Comparing the sums term by term, since $h_{i}<h_{j}$ , for $u\geq 1$ , $h_{i}^{u-1}\leq h_{j}^{u-1}$ so that $\frac{g_{i}(m,t)}{g_{j}(m,t)}<\frac{h_{i}}{h_{j}}$ . ∎

Corollary A.1.1.

If $h_{i}=0$ , $g_{i}(m,t)=\alpha G_{i}(m,t)=\alpha\sum_{u=1}^{m}h_{i}^{u}\phi_{ij}(m,t,u)=0$ .

Corollary A.1.2.

If $h_{i}=1$ , $h_{k\neq i}=g_{k\neq i}=0$ , $g_{i}=1$ .

Corollary A.1.3.

For any output probability distribution $\{h_{1},\dots,h_{r}\}$ such that $h_{i}=1/l$ for $1\leq l\leq r$ states and $h_{i}=0$ for the rest, $g_{i}(m,t)=h_{i}$ .

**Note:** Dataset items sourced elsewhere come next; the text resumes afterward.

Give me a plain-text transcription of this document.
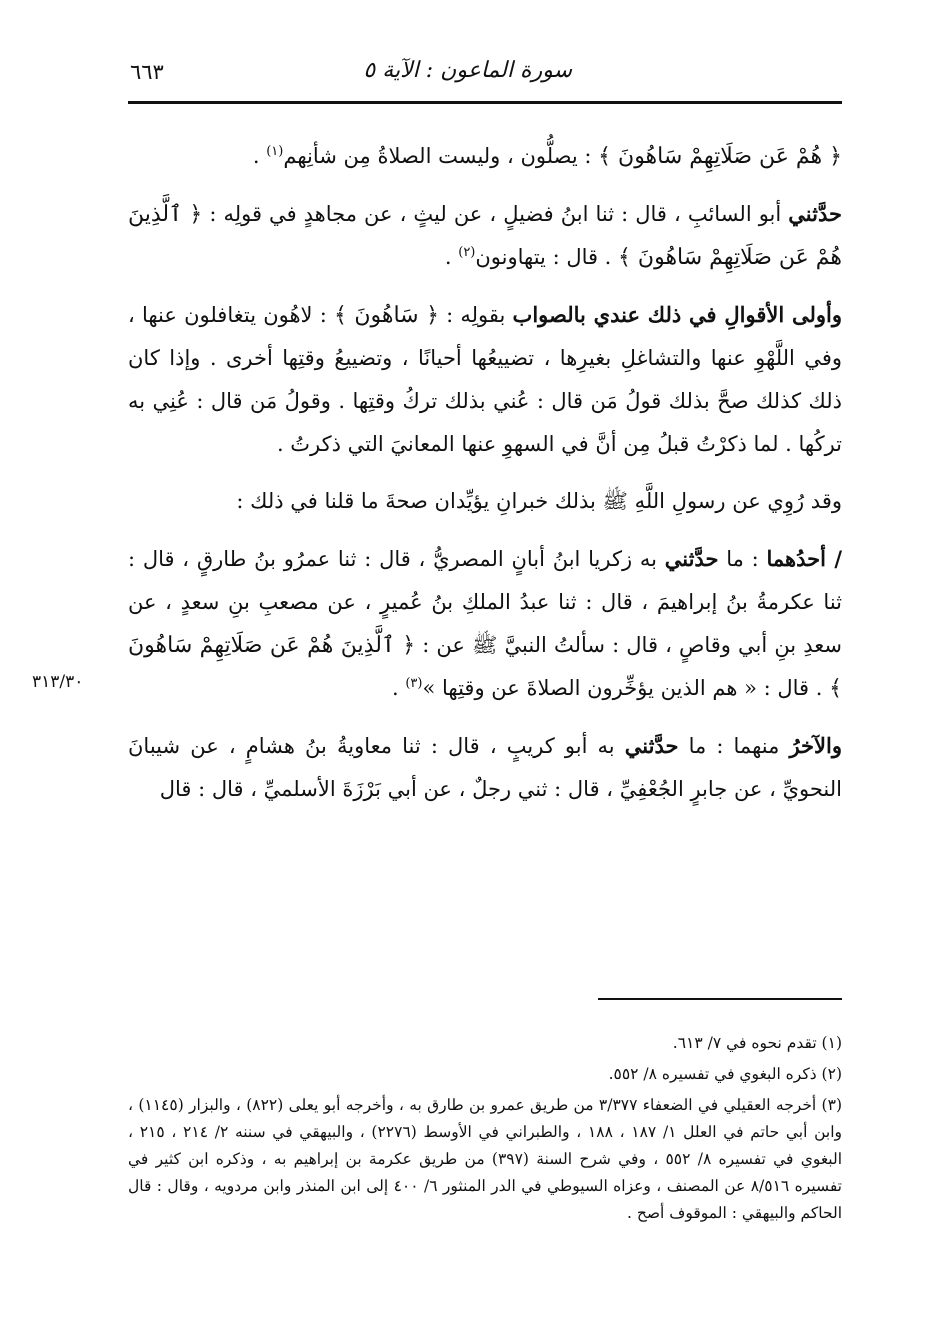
سورة الماعون : الآية ٥
٦٦٣

﴿ هُمْ عَن صَلَاتِهِمْ سَاهُونَ ﴾ : يصلُّون ، وليست الصلاةُ مِن شأنِهم$^{(١)}$ .

حدَّثني أبو السائبِ ، قال : ثنا ابنُ فضيلٍ ، عن ليثٍ ، عن مجاهدٍ في قولِه : ﴿ ٱلَّذِينَ هُمْ عَن صَلَاتِهِمْ سَاهُونَ ﴾ . قال : يتهاونون$^{(٢)}$ .

وأولى الأقوالِ في ذلك عندي بالصواب بقولِه : ﴿ سَاهُونَ ﴾ : لاهُون يتغافلون عنها ، وفي اللَّهْوِ عنها والتشاغلِ بغيرِها ، تضييعُها أحيانًا ، وتضييعُ وقتِها أخرى . وإذا كان ذلك كذلك صحَّ بذلك قولُ مَن قال : عُني بذلك تركُ وقتِها . وقولُ مَن قال : عُنِي به تركُها . لما ذكرْتُ قبلُ مِن أنَّ في السهوِ عنها المعانيَ التي ذكرتُ .

وقد رُوِي عن رسولِ اللَّهِ ﷺ بذلك خبرانِ يؤيِّدان صحةَ ما قلنا في ذلك :

/ أحدُهما : ما حدَّثني به زكريا ابنُ أبانٍ المصريُّ ، قال : ثنا عمرُو بنُ طارقٍ ، قال : ثنا عكرمةُ بنُ إبراهيمَ ، قال : ثنا عبدُ الملكِ بنُ عُميرٍ ، عن مصعبِ بنِ سعدٍ ، عن سعدِ بنِ أبي وقاصٍ ، قال : سألتُ النبيَّ ﷺ عن : ﴿ ٱلَّذِينَ هُمْ عَن صَلَاتِهِمْ سَاهُونَ ﴾ . قال : « هم الذين يؤخِّرون الصلاةَ عن وقتِها »$^{(٣)}$ .

والآخرُ منهما : ما حدَّثني به أبو كريبٍ ، قال : ثنا معاويةُ بنُ هشامٍ ، عن شيبانَ النحويِّ ، عن جابرٍ الجُعْفِيِّ ، قال : ثني رجلٌ ، عن أبي بَرْزَةَ الأسلميِّ ، قال : قال

٣١٣/٣٠

(١) تقدم نحوه في ٧/ ٦١٣.

(٢) ذكره البغوي في تفسيره ٨/ ٥٥٢.

(٣) أخرجه العقيلي في الضعفاء ٣/٣٧٧ من طريق عمرو بن طارق به ، وأخرجه أبو يعلى (٨٢٢) ، والبزار (١١٤٥) ، وابن أبي حاتم في العلل ١/ ١٨٧ ، ١٨٨ ، والطبراني في الأوسط (٢٢٧٦) ، والبيهقي في سننه ٢/ ٢١٤ ، ٢١٥ ، البغوي في تفسيره ٨/ ٥٥٢ ، وفي شرح السنة (٣٩٧) من طريق عكرمة بن إبراهيم به ، وذكره ابن كثير في تفسيره ٨/٥١٦ عن المصنف ، وعزاه السيوطي في الدر المنثور ٦/ ٤٠٠ إلى ابن المنذر وابن مردويه ، وقال : قال الحاكم والبيهقي : الموقوف أصح .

\displaystyle g_{i}(m,t)=\begin{cases}0,&h_{i}=0\\ \frac{G_{i}(m,t)}{\sum^{l}G_{j}(m,t)}=\frac{G_{i}(m,t)}{lG_{i}(m,t)}=\frac{1}{l},&h_{i}=1/l\end{cases}

(11)

Corollary A.1.4.

If there is an imbalance $d$ between a state with probability $1/l$ and a state with probability $0$ so that $h_{i}=\frac{1}{l}-d$ and $h_{j}=d$ , $\frac{g_{i}(m,t)}{g_{j}(m,t)}>\frac{h_{i}}{h_{j}}$ given that $h_{i}>h_{j}$ or that $0<d<\frac{1}{2l}$ .

Corollary A.1.5.

If there is an imbalance $d$ between two states with probability $1/l$ so that $h_{i}=\frac{1}{l}-d$ and $h_{j}=\frac{1}{l}+d$ , $\frac{g_{i}(m,t)}{g_{j}(m,t)}>\frac{h_{i}}{h_{j}}$ given that $h_{i}>h_{j}$ or that $0<d<\frac{1}{l}$ .

It follows from Theorem A.1 and its corollaries that plurality voting is a stable aggregation strategy for ideal output probabilities with $1\leq l\leq r$ equally probable outputs and $r-l$ zero frequencies. If the non-zero output probabilities differ, the smaller ones get further reduced in the aggregated results, while the larger ones get amplified. This property helps to reduce the aggregated probabilities of zero-frequency outputs when they are erroneously measured.